Matematyka pojawia się również przy określaniu zawartości cukru w owocach, alkoholu, syropach czy dżemach. Za pomocą sacharymetru (albo refraktometru) oszacować można stosunek wagi cukru do wody.
Wynik podawany jest w skali Brix, np. 25 Bx oznacza, że na 100 g roztworu przypada 25 g cukru i 75 g wody. Kto z takich wyliczeń korzysta?
- To informacja przydatna np. przy produkcji lodów owocowych, w których wykorzystywane są świeże owoce. Słodkość truskawki bywa różna, dlatego w zależności od wyników pomiaru do niego dostosowuje się ewentualne zmiany w recepturze, by osiągnąć zamierzony smak - mówi Szczepański.
A co robi profesjonalista, który zamiast jednego sernika na rodzinny niedzielny podwieczorek musi przygotować ich dziesięć na przyjęcie?
- Przekładanie domowych przepisów na większą produkcję uda się, jeśli będziemy przestrzegać procentowych proporcji składników. Wpływają one na strukturę, zachowanie świeżości, wilgotność i smak produktu - mówi cukiernik Dawid Makurat.
Niezależnie od wielkości porcji np. ilość drożdży, proszku do pieczenia czy cukru w ujęciu procentowym będzie taka sama
Procenty mogą też uratować sytuację, gdy wiemy, o ile ubędzie składnika podczas obróbki termicznej. Przy pieczeniu ciast to ok. 10 proc. O tyle trzeba więc zwiększyć udział danego produktu.
Przydają się również przy rozpisywaniu receptury, by dobrze dobrać ilość składników do zamierzonego udziału poszczególnych elementów, np. kiedy chcemy, by w kilogramowym torcie biszkopt zajął 30-40 proc. (to dużo), a pozostałą część stanowiły galaretka, owoce i krem. Pomocne, bo w zależności od regionu Polski miłośnicy wypieków mają różne upodobania, np. z mniejszą lub większą zawartością ciasta.
Przygotowanie kremu to lekcja fizyki i matematyki w jednym. Zasady ubijania śmietany są jak algorytm. Produkt: śmietana 36 proc. (idealna zawartość tłuszczu), schłodzona - od 0 do 3 stopni C, ubijanie - do trzech czwartych maksymalnej możliwości jej napowietrzenia.

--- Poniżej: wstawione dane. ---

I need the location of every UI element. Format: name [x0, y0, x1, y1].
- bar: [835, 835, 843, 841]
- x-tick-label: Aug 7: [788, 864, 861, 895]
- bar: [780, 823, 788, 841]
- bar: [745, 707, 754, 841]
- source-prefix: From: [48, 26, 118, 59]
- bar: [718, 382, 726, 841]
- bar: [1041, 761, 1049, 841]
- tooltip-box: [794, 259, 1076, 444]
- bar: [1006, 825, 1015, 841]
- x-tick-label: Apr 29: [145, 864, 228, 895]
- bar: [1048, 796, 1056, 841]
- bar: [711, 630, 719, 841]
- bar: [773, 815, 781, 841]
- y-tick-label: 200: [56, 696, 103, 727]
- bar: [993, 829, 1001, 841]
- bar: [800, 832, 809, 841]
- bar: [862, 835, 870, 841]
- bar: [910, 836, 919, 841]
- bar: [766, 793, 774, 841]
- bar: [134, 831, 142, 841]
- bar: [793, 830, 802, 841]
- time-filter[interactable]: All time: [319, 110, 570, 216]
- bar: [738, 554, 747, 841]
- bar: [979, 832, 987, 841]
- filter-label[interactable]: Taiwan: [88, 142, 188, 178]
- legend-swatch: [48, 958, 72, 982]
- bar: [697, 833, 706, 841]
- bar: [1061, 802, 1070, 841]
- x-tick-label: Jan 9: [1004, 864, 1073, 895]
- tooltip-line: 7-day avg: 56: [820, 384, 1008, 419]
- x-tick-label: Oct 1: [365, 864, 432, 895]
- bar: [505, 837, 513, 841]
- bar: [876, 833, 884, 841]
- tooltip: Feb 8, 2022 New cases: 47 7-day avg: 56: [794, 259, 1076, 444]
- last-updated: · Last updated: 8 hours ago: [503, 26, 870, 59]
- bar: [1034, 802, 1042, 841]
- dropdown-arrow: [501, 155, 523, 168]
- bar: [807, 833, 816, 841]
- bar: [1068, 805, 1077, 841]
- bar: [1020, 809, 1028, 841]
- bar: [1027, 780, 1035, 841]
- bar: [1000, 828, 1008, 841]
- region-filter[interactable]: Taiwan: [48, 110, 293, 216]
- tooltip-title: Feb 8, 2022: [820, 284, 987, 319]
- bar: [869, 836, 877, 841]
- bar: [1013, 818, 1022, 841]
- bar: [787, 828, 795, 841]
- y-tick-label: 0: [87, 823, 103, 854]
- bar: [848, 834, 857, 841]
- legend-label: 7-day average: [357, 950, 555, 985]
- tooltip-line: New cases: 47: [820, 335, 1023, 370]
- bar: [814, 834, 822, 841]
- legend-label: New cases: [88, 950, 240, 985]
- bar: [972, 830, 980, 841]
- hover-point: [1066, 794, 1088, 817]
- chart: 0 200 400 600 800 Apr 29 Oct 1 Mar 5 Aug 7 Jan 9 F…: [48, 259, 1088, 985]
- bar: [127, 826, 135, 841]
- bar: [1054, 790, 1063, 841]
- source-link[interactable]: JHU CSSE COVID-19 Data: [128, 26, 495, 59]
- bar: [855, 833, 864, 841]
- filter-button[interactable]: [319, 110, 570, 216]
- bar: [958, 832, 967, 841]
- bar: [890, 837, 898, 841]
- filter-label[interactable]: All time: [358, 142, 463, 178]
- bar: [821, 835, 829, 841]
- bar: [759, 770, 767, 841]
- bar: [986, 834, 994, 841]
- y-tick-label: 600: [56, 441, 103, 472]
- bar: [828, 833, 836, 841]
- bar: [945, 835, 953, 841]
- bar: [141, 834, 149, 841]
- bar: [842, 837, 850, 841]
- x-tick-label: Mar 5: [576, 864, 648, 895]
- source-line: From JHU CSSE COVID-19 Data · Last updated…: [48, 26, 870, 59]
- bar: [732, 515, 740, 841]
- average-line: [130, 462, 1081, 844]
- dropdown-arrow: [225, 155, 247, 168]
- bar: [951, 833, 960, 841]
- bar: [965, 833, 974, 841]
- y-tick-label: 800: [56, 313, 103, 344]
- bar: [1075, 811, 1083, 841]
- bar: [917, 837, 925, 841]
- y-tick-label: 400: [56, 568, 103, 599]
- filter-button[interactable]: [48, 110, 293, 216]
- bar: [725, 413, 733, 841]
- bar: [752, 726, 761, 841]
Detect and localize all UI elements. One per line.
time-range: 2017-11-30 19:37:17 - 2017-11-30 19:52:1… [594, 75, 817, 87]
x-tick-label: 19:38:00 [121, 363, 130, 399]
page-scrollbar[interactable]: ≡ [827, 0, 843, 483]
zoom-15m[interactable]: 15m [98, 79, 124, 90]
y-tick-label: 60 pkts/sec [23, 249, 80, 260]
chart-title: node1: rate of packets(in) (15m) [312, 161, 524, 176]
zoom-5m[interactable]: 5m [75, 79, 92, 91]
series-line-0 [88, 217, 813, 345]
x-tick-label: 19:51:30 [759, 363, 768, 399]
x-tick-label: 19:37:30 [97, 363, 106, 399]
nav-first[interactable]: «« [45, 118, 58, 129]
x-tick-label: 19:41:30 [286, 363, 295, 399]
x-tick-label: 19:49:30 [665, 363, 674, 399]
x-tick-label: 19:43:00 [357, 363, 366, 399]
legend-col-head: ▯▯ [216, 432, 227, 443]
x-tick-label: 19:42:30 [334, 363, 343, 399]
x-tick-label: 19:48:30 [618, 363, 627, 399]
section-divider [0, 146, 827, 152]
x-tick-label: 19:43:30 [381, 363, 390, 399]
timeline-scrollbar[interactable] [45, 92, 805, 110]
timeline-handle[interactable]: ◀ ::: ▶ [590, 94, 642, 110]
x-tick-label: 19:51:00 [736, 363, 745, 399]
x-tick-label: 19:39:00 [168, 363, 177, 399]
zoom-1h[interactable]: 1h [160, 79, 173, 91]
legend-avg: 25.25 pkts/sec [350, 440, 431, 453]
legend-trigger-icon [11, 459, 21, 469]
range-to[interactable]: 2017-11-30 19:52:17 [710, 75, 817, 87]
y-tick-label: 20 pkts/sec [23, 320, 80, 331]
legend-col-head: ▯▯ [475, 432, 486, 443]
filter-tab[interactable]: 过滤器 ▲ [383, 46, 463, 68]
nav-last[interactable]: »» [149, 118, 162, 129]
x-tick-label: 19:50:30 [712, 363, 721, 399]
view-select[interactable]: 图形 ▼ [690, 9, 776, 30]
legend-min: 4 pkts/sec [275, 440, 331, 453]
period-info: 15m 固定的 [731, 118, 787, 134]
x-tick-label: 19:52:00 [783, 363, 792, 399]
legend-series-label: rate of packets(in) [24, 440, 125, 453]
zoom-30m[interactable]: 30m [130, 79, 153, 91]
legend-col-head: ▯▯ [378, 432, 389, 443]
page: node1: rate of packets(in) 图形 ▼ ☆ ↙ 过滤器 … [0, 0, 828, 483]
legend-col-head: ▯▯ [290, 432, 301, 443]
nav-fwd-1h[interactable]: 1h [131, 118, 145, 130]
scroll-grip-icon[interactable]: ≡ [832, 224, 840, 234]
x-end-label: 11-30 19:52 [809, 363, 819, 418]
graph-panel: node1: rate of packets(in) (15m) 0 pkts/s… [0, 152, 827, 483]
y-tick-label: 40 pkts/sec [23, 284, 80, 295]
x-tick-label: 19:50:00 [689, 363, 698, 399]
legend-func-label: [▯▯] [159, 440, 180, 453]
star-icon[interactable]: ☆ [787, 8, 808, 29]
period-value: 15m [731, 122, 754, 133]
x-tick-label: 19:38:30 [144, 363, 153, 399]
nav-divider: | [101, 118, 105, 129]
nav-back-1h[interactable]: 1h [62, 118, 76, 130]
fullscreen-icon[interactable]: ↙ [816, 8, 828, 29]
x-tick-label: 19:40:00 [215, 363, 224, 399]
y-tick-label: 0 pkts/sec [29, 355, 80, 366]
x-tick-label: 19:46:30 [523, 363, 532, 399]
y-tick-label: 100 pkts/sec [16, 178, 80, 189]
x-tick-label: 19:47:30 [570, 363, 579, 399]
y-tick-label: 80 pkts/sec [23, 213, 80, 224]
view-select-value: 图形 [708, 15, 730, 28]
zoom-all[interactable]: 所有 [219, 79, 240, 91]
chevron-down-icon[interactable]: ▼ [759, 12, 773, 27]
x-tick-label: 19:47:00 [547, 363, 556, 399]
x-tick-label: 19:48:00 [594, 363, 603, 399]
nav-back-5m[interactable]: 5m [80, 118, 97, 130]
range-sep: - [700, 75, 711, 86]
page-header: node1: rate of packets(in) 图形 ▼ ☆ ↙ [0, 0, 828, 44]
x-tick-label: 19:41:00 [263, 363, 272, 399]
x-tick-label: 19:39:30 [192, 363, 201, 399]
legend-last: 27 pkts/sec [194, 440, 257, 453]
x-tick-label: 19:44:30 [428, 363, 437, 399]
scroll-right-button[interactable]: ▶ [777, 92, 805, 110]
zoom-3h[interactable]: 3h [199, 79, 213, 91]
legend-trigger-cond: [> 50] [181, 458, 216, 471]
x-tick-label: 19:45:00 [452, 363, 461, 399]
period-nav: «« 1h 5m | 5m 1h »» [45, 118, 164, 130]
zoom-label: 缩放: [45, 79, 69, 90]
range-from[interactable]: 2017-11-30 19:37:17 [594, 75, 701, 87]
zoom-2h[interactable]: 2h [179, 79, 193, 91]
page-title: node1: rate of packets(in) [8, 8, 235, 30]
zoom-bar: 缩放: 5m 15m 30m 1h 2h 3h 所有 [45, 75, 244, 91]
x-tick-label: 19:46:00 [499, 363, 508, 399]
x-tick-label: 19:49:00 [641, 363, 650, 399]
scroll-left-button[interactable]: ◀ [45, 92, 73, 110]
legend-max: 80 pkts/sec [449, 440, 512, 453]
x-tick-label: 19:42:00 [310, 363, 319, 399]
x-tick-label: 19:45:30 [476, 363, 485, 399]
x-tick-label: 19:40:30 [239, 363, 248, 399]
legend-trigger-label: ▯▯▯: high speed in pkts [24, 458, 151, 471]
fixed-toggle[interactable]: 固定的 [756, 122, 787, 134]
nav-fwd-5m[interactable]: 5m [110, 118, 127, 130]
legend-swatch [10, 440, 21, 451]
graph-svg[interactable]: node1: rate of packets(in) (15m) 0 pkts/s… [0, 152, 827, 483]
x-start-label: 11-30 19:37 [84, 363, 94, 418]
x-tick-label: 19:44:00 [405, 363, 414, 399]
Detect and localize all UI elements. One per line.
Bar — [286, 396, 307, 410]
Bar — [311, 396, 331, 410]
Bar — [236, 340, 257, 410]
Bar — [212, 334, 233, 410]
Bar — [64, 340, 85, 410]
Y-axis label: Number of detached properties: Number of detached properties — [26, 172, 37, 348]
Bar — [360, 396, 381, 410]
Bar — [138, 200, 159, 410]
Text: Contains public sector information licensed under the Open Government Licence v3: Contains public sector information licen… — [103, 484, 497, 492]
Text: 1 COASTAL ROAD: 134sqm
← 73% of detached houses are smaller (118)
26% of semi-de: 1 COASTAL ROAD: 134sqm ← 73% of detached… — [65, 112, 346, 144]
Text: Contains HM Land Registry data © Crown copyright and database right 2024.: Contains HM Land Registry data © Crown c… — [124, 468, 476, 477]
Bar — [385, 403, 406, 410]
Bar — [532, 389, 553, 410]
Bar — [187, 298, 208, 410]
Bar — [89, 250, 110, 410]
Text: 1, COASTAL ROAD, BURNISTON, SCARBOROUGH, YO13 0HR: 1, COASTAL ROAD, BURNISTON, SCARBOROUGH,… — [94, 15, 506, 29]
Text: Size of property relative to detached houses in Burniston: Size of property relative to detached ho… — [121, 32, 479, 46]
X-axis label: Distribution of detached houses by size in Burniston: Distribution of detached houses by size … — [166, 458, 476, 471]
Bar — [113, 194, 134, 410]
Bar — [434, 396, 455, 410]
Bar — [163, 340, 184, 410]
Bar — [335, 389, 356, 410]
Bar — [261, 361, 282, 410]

Natomiast podczas pieczenia korzystamy głównie z umiejętności dodawania i odejmowania. Złota zasada: „produkt cienki - w wysokiej temperaturze, krótko; ciasto grube - w niższej, dłużej”, czasem może nie wystarczyć. Wszystko zależy od rodzaju pieca. Tradycyjne wartości pieczenia podawane są zwykle dla piekarników konwekcyjnych.
- Jeśli mamy do dyspozycji piec wsadowy, ten sam produkt będzie wymagał 10-15 stopni więcej - tłumaczy Szczepański.
Przydaje się też wiedza z lekcji geometrii, szczególnie podczas planowania warstw ciasta i jego dekorowania. Zanim powstanie w rzeczywistości, najpierw schemat deseru cukiernicy rozrysowują na kartce. To pomaga im przekonać się, czy poszczególne elementy mieszczą się, ile miejsca zajmują, czy pasują do siebie. W przypadku piętrowych konstrukcji (np. tortu weselnego) i mas do ich udekorowania (np. ciężkich marcepanowych) cukiernik musi precyzyjnie wyliczyć, jak skomponować poszczególne piętra, by nie zapadały się pod ciężarem kolejnych.
Ale może być też odwrotnie, kiedy to sztuka pieczenia służy matematyce. Na co dzień udowadnia to dr Eugenia Cheng, brytyjska matematyczka wykładająca w School of the Art Institute w Chicago.
- Pewnego dnia podczas trudnego wykładu jeden z moich studentów powiedział: niech pani wyjaśni to nam za pomocą ciasteczek Oreo. Metafora pasowała do tematu i nagle wszyscy zrozumieli, o czym mowa. Zdałam sobie wtedy sprawę, że mogę tłumaczyć wszystko w matematyce za pomocą kulinarnych analogii - opowiadała Cheng w „Guardianie”.
Matematyczka poszła za ciosem i napisała na ten temat książkę. „How to bake Pi. Easy recipes for understanding complex maths” ("Jak upiec pi. Proste przepisy na zrozumienie złożonej matematyki”) szybko stała się międzynarodowym bestsellerem, a jej lekcje matematyki (często przy pieczeniu ciasta) na YouTubie obejrzano ponad milion razy.